At Verdun, there is another of Rodin's creations which should be mentioned. This statue - the original of which was created in 1879 - is a copy requested by the Netherlands in 1916, a year before the artist died. In 1920, the Dutch authorities offered the work to the town of Verdun. It was first sited on the Esplanade de la Roche, then installed in the Place Saint Paul.
The father of Camille Claudel, Louis-Prosper Claudel was appointed to Bar-le-Duc in 1870. Camille was taught there by the Sœurs de la Doctrine Chrétienne. Three drawings by Camille Claudel are exhibited in the Musée Barrois (Barrois Museum) at Bar-le-Duc.
Georges Bernanos (1888-1948), writer. He lived and wrote his first novel Sous le soleil de Satan (Under the Sun of Satan) at Bar-le-Duc.

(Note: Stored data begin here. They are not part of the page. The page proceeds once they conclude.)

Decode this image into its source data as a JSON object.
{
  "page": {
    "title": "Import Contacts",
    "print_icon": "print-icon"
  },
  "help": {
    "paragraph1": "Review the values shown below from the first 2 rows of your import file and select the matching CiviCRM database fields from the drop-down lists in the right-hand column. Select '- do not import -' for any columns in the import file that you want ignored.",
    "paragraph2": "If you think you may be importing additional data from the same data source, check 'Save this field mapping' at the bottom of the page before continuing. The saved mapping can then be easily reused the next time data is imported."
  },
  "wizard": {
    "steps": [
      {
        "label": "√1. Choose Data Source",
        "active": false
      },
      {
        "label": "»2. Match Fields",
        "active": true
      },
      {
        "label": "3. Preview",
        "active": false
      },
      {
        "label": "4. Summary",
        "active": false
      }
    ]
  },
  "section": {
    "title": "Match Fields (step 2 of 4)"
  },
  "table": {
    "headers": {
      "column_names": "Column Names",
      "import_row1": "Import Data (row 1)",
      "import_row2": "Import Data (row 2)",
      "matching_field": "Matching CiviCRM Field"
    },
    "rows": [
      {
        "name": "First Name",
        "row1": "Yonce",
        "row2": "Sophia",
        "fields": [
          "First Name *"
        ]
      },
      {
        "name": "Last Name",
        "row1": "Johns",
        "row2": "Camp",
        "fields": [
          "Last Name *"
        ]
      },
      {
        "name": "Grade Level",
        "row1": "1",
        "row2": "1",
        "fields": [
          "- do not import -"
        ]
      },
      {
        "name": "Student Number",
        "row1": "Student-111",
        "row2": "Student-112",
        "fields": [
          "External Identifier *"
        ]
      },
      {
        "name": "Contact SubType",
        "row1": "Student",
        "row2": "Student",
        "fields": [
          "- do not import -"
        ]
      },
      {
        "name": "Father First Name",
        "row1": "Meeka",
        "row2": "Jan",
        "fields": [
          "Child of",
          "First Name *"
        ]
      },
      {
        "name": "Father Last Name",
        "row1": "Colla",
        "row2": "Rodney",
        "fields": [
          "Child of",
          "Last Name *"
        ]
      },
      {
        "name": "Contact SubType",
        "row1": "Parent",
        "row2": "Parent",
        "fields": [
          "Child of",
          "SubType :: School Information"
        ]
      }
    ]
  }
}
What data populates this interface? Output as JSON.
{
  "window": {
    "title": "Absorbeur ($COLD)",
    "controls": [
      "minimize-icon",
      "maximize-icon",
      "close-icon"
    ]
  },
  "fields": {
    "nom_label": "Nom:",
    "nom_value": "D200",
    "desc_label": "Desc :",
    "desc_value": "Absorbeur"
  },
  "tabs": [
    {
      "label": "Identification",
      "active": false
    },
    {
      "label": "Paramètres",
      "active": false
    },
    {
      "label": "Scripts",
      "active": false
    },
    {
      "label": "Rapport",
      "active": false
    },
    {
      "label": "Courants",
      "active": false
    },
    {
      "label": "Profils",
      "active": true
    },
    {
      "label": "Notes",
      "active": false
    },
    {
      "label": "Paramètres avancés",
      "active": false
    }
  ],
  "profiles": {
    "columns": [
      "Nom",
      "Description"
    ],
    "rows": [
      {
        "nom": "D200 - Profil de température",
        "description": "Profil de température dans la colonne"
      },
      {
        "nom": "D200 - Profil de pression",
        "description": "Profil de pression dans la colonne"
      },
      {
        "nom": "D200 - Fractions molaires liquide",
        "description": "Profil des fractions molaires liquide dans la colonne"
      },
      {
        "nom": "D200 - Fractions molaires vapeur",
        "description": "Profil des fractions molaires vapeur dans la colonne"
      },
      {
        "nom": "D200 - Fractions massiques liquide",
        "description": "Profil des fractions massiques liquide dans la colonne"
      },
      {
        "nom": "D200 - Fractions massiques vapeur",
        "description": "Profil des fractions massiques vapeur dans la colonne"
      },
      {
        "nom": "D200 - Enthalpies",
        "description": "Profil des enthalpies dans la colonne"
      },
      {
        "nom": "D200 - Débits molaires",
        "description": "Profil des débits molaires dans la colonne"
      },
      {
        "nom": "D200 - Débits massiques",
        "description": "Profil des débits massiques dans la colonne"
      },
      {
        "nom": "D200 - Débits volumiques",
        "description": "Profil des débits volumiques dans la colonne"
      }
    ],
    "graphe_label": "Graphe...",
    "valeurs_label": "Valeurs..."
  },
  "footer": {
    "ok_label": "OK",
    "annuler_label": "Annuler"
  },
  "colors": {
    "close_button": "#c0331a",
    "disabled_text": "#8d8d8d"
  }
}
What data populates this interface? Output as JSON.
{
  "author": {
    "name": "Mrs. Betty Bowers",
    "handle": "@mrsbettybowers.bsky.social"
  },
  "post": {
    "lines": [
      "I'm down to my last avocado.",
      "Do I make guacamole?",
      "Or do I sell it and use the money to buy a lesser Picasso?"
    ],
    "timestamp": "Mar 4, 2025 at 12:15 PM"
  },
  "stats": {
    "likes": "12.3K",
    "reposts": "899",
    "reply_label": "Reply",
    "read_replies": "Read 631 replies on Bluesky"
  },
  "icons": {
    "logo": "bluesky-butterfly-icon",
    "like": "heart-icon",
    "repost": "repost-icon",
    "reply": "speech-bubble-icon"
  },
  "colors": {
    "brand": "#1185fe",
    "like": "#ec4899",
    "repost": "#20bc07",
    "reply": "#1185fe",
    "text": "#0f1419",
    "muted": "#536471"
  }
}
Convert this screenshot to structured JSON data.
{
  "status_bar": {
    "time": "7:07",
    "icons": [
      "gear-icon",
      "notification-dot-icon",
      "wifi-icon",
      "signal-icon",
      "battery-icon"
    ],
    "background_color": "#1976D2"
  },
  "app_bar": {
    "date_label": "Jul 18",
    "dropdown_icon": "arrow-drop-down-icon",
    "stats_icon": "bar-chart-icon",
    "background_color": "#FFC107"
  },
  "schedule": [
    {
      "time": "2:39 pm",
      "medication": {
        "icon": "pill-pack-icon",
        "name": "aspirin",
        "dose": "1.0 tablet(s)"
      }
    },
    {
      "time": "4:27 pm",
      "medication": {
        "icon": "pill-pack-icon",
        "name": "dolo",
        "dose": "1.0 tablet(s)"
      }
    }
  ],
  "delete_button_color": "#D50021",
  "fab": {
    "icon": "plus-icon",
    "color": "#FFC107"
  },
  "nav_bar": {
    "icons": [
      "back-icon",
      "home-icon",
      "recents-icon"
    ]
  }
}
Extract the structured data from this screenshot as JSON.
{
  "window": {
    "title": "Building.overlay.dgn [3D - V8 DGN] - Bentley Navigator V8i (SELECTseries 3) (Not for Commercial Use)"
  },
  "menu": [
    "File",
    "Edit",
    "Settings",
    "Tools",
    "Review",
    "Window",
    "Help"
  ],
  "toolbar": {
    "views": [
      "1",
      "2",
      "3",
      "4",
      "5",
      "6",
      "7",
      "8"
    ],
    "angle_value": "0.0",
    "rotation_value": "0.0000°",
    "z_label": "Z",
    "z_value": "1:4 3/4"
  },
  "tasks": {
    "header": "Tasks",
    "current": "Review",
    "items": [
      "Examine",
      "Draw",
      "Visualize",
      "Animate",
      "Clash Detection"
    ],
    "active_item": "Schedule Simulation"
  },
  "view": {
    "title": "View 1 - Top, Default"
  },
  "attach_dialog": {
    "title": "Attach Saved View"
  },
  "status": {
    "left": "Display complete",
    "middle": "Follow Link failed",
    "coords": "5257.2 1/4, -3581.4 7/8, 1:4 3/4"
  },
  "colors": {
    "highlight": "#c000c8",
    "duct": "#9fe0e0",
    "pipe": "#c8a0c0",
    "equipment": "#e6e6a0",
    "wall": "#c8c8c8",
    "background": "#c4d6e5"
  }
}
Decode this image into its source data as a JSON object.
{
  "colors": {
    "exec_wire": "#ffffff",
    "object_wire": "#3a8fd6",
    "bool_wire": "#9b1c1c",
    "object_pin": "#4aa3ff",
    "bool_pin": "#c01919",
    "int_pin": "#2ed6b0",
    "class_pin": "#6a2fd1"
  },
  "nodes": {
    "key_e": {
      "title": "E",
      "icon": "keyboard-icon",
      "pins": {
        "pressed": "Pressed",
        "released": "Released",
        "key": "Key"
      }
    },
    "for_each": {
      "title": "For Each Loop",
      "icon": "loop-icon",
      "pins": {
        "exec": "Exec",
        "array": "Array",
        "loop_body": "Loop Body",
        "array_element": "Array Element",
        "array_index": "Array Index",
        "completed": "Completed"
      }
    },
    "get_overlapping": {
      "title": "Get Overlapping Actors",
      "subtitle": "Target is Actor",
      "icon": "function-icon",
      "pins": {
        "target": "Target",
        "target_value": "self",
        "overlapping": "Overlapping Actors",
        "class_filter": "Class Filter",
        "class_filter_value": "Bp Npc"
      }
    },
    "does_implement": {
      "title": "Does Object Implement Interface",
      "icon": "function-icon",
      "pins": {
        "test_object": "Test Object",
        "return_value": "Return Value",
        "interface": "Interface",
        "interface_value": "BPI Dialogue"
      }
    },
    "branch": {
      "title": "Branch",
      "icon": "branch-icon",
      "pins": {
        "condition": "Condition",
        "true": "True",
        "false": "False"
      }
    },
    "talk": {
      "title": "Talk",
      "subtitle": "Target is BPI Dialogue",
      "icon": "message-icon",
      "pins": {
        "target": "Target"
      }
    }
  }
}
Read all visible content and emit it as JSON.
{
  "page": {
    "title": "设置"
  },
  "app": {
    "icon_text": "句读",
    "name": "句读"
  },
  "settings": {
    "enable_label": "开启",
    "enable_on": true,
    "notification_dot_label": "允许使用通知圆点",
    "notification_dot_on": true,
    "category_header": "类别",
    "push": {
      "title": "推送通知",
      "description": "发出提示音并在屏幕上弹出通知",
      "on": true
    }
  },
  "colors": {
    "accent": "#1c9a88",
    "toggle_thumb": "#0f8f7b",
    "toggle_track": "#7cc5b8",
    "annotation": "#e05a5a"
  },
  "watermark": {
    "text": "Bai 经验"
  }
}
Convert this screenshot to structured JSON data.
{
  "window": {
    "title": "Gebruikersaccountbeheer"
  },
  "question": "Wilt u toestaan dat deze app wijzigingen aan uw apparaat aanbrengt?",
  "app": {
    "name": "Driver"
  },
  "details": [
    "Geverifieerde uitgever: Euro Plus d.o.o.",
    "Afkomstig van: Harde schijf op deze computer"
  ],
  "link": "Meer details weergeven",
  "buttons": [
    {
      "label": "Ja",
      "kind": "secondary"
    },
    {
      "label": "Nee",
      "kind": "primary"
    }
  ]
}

Alain Fournier and his conpanions. Having disappeared in combat in 1914, the author of Les Grand Meaulnes was found again in 1991 in the forest of St Rémy. His tomb and the ditch where they were buried remain accessible to visitors.
Jean IPOUSTEGUY (1920-2006). Under his real name of Jean ROBERT, IPOUSTEGUY (from his mother's maiden name) was born at Dun-sur-Meuse in 1920. First of all well-versed in painting, which he studied at evening classes in Paris in 1938, he turned towards drawing and watercolours, then to writing. However, it is in sculpture that he really blossomed. His work quickly turned away from the pure lines inspired by Henri-Georges ADAM, and moved towards a more abrupt style that made his name world-wide. He came back to the Meuse, where his roots were, at the end of his life, and died at Doulcon on 8th February 2006.